Sure, he's an articulate, thoughtful, challenging, funny rapper. He's
got all the parts, but they don't add up to the whole. He lacks that
spine-tingling ability that separaties a good rapper from a great
one. On his debut LP, Balance, Ak comes correct often, but
despite above-average production and an arsenal of metaphors, on
Balance he just doesn't hit it over the fence.
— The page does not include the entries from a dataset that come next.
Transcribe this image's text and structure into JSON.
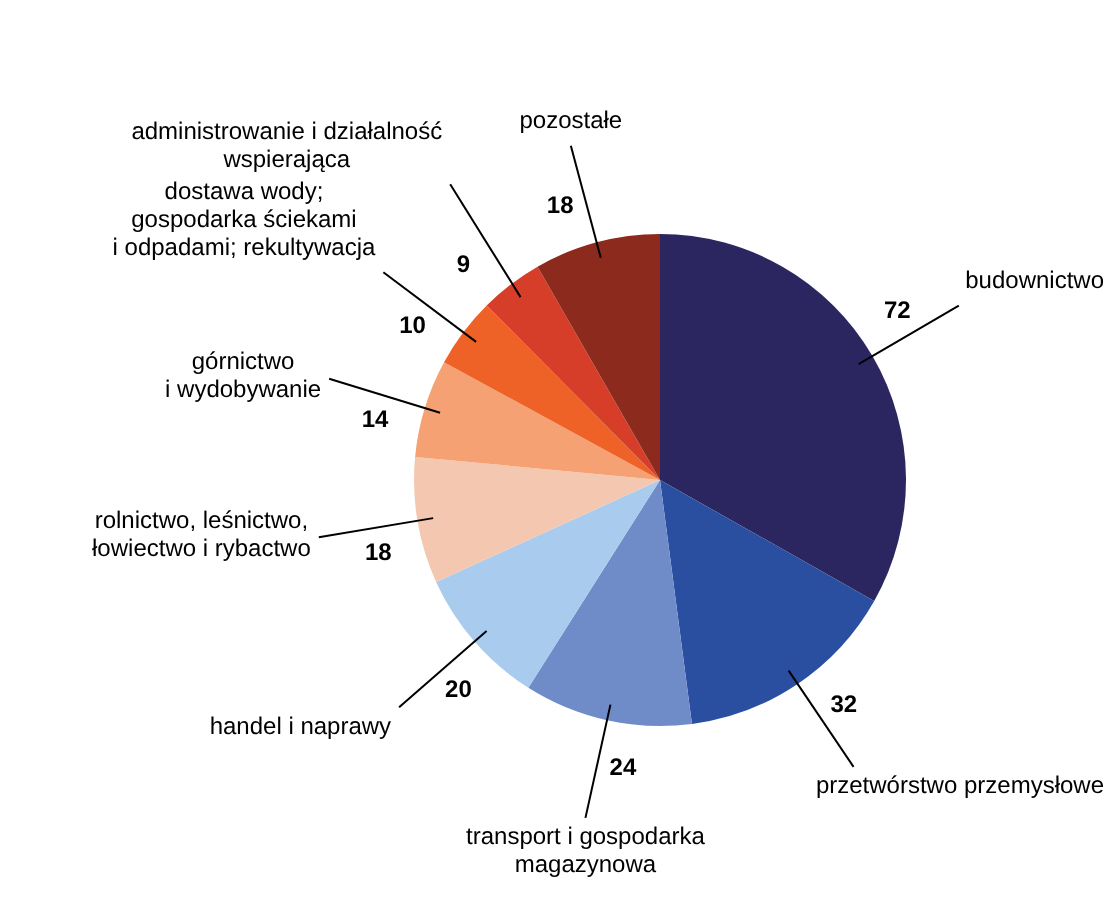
{
  "chart_data": {
    "type": "pie",
    "categories": [
      "budownictwo",
      "przetwórstwo przemysłowe",
      "transport i gospodarka\nmagazynowa",
      "handel i naprawy",
      "rolnictwo, leśnictwo,\nłowiectwo i rybactwo",
      "górnictwo\ni wydobywanie",
      "dostawa wody;\ngospodarka ściekami\ni odpadami; rekultywacja",
      "administrowanie i działalność\nwspierająca",
      "pozostałe"
    ],
    "values": [
      72,
      32,
      24,
      20,
      18,
      14,
      10,
      9,
      18
    ],
    "colors": [
      "#2b2660",
      "#2a4fa0",
      "#6f8cc9",
      "#a9ccee",
      "#f4c7b0",
      "#f5a173",
      "#ee6227",
      "#d63e2a",
      "#8c2a1e"
    ],
    "data_labels": true,
    "legend": false
  }
}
Maybe his pedigree is the problem. The brewing Boston hip-hop scene
has been compared to mid-'80s NYC. It's full of grimy street truth
and conscious messages. Fellow Bostonians, namely Ak's friend Mr. Lif
(who shows up on "Wreck Dem") and Raw Produce, have been producing
noteworthy music for a decade. Last year's debut from Lif, I
Phantom, was a minor masterpiece. It was a sprawling narrative of
struggle. Akrobatik's first release, last September's "The EP," was
reminiscent of his heroes KRS-One and Chuck D's best work. Maybe the
bar was set too high by his forebears.
The album's first cut, the title track, offers some meaningful
rhymes: "There's no balance in rap/ You either a nerd or a thug/ You
either got too many big words or you bust too many slugs." He's
right. There is no balance in hip-hop. He offers sharp musings on
hypocrisy ("Hypocrite"), violence ("Cooler Heads") and just plain
braggadocious MCs ("Feedback").
There's no filler on "Balance." Each track either tells a story,
sends a message or both. The album's first single, in particular,
"Remind My Soul," is a lush, guitar-accentuated piece of
soul-searching. He rhymes to his people, black people, to love
yourself and remember your heritage. It's hard to miss the yearning
in Ak's voice in the chorus. "Remind my soul/ Of the time we were
great/ Before the self-hate/ The time we were great/ Wait, but we
still great." Less effective are the Martin Luther King vocal bits
interpolated after the chorus. But the song is so clearly heartfelt,
it's easy to ignore its weaknesses.
The soundscapes are sample-laden and smooth. Young producers DJ Fakts
One, Edan and Ak himself team up with old pros da Beatminerz and
Diamond to form a cohesive sound. Akrobatik's voice is always front
and center, but the beats are far from minimal. It's never too
jangly, nor is it ever too airy. Edan's stuttering horns on "Hand
That Rocks the Cradle" are exceptionally dope.
But it all goes back to the Master of Ceremonies, and for all his wit
and wonder, Ak just doesn't knock you on your ass, the way most of
his heroes do. I won't hold it against him. It's nearly impossible to
make a hip-hop record without filler no skits, no wack joints
about weed and tire rims, no cryfests to his mother. Just true school
music. Just doing that is something to cheer about. But it just isn't
the punch in the chest I hoped it would be.